Montreal, Quebec, Canada (4E) – In a move worth USD4 billion, Manulife Financial Corp is set to purchase Standard Life’s Canadian operations. The purchase builds both insurance firms wealth businesses as well as increase the exposure of Manulife in Canada, specifically in Quebec.
Manulife, the largest insurer in Canada in terms of market capitalization, was approached by British firm Standard Life several months ago. Standard Life was looking to divest its interests in Canada, which has 2,000 employees with 1.4 million customers.
According to Manulife CEO Donald Guloien, “Part of our strategy is to improve our presence in Quebec and increase our penetration of the market in Quebec. Unfortunately, Manulife has historically been unrepresented in Quebec, both in terms of jobs and our penetration of the market.”
The acquisition would be funded in part from the net proceeds of the issue of USD2.1 billion of subscription receipts through a USD1.6 billion publicly bought deal. There will also be a private placement of USD500 million at the the Caisse de depot et placement du Quebec. Should any balance remain, funding would be sourced from internal funding with an option via future debt as well as preferred share issuances.
Guloien added, “Several months ago, Standard Life decided to explore the sale of its Canadian operations through a competitive process. We are delighted to be named the successful bidder. One of the key reasons we were interested in this company is its people in Quebec. We want to increase our presence in the province and use the very talented employee base to grow and expand our business in Quebec, throughout Canada and indeed the world.”
He did reassure Manulife investors that the financing requirement for the purchase would ‘in no way inhibit’ the British firm’s ability to pay dividends.
The deal would require approval from both regulatory and Competition Bureau. He did not elaborate on what businesses of Standard Life Manulife would retain, but there is an expectation of some job losses in the integration.

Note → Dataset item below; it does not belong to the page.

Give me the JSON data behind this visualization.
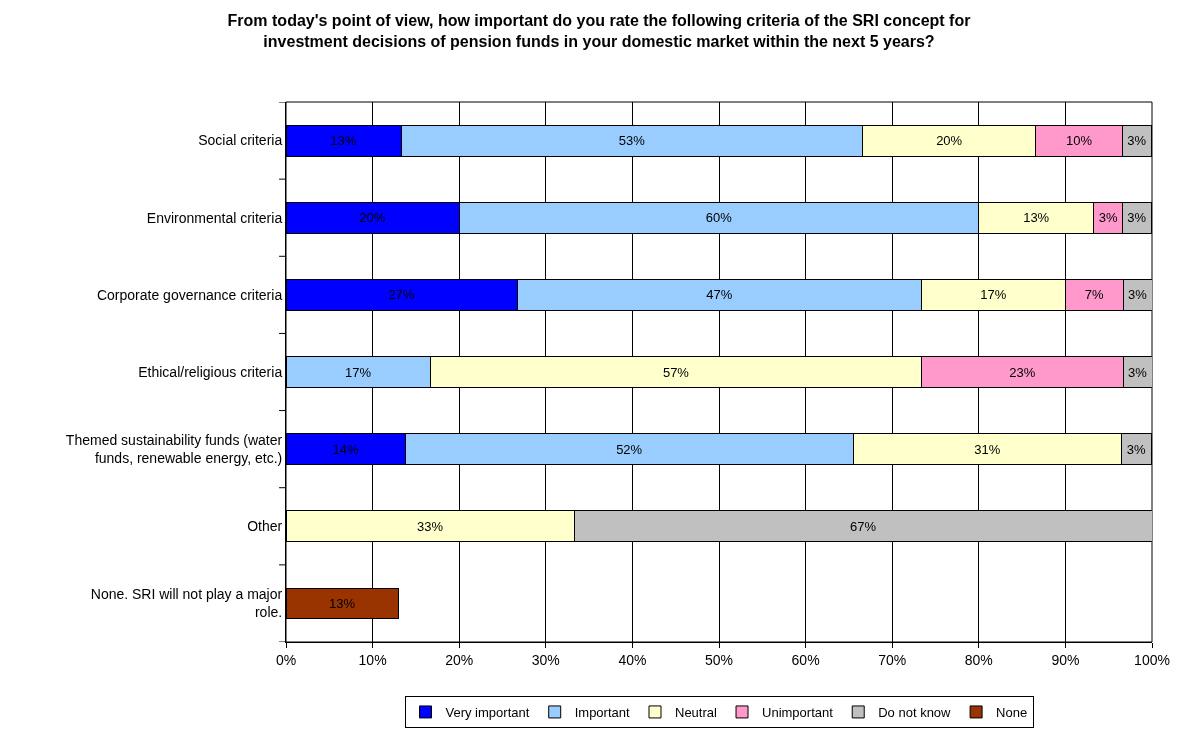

Previously, Manulife and Standard Life had worked together in the distribution of investment producrs throughout the world. This was based on the relationship between Standard Life Investments and John Hancock.
Part of the deal includes a ‘global collaboration agreement’ that would have Manulife distribute Standard Life investment funds through its network in Canada, United States and Asia. It is projected that within three years, the volume of assets managed by Manulife using Standard Life networks would triple in amount.
For its part Standard Life CEO David Nish did not elaborate on what the company would be doing with the remaining cash after its payment of dividends to its shareholders. The dividend would be allowed to declare the amount as either income or capital. The projected payout would be GBP0.73 per share for a total of GBP1.75 billion.
Early morning trading, upon the announcement of the deal, at Toronto saw Manulife’s shares close at 0.8%0 while Standard Life share price increased by 10% at the opening of the FTSE100. The deal is expected to be completed within three years.